Leben mit dem Virus VII Armando Braswell: «Manchmal fühle ich mich wie im Himmel»

Aufgezeichnet von Sulamith Ehrensperger

12.4.2020

Im Höhenflug ausgebremst, Armando Braswell ist Tanzlehrer in Basel. Das Foto stammt aus der Zeit als Solotänzer des Theater Basel.
Im Höhenflug ausgebremst, Armando Braswell ist Tanzlehrer in Basel. Das Foto stammt aus der Zeit als Solotänzer des Theater Basel.
Bild: Ida Zenna

Das Coronavirus zwingt allen einen neuen Alltag auf. Doch wie fühlt es sich an, dieses neue Leben? «Bluewin» lässt in einer Serie eine Woche lang jeden Tag jemanden davon erzählen. Heute der Tänzer Armando Braswell.

«Ich bin ein Tänzer und Tanzlehrer aus New York City und habe in meinem Leben schon einige grosse Hürden übersprungen. Dank meiner Tanzkarriere habe ich es als Jugendlicher aus der Armut geschafft. Nun ist der Bühnentanz in der Krise. Alle Tanzorte sind geschlossen, auch meine Tanzschule hier in Basel. Dabei war ich gerade im Höhenflug.

Zur Person
Flavia Schaub

Armando Braswell stammt aus New York City. Dank seiner Tanzkarriere hat er es aus der Armut geschafft. Er war unter anderem Solotänzer des Ballett Basel und heute Inhaber des «Braswell Arts Center» in Basel.
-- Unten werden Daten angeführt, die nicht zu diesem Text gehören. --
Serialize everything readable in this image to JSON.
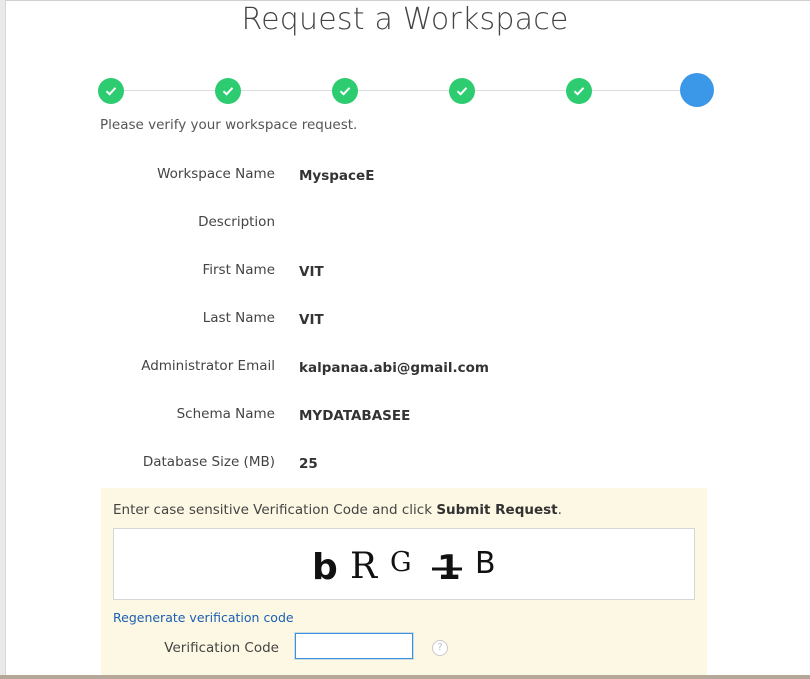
{
  "page": {
    "title": "Request a Workspace",
    "intro": "Please verify your workspace request."
  },
  "progress": {
    "steps": [
      {
        "state": "complete"
      },
      {
        "state": "complete"
      },
      {
        "state": "complete"
      },
      {
        "state": "complete"
      },
      {
        "state": "complete"
      },
      {
        "state": "current"
      }
    ],
    "colors": {
      "complete": "#2ecc71",
      "current": "#3b97e8"
    }
  },
  "fields": [
    {
      "label": "Workspace Name",
      "value": "MyspaceE"
    },
    {
      "label": "Description",
      "value": ""
    },
    {
      "label": "First Name",
      "value": "VIT"
    },
    {
      "label": "Last Name",
      "value": "VIT"
    },
    {
      "label": "Administrator Email",
      "value": "kalpanaa.abi@gmail.com"
    },
    {
      "label": "Schema Name",
      "value": "MYDATABASEE"
    },
    {
      "label": "Database Size (MB)",
      "value": "25"
    }
  ],
  "verification": {
    "instruction_prefix": "Enter case sensitive Verification Code and click ",
    "instruction_bold": "Submit Request",
    "instruction_suffix": ".",
    "captcha_chars": [
      "b",
      "R",
      "G",
      "1",
      "B"
    ],
    "regenerate_link": "Regenerate verification code",
    "code_label": "Verification Code",
    "code_value": "",
    "help_icon": "question-circle-icon",
    "panel_color": "#fcf8e3"
  }
}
In meinem Leben habe ich immer von etwas Grossem geträumt. Jeden Rappen meiner Tänzerkarriere habe ich ins «Braswell Arts Center» gesteckt – eine Tanzschule, die auch gesellschaftlich benachteiligten Kindern und Jugendlichen Zugang zu Tanz und Kunst ermöglichen soll.

Ich, der Mann, der kaum stillsitzen kann, mein Leben lang ständig auf Achse bin, bin jetzt ans Homeoffice gebunden. Meine Trainings biete ich nun als Livestream an. Unser Pianist ist live aus Italien zugeschaltet. Und es funktioniert – in New York, England, Österreich und aus der Schweiz tanzen Leute mit.

Eine Tanzschule für alle: Angefangen hat Armando Braswell mit ein paar wenigen Schülern, heute sind es über 300, die im «Braswell Arts Center» tanzen. 
Eine Tanzschule für alle: Angefangen hat Armando Braswell mit ein paar wenigen Schülern, heute sind es über 300, die im «Braswell Arts Center» tanzen. 
Bild: Jubal Battisti

Verdienen tue ich dabei nichts. Die Miete für die Ballettschule muss ich trotzdem bezahlen, später dann auch die Corona-Unterstützungsgelder. Aber es ist nicht die Zeit einzunehmen, sondern ehrlich zu sein. Ich möchte die Leute da draussen mit Tanz erreichen, ihnen über die schwierigen Momente helfen. Ich habe immer wieder erlebt, wie mir Menschen geholfen haben. Davon möchte ich etwas zurückgeben.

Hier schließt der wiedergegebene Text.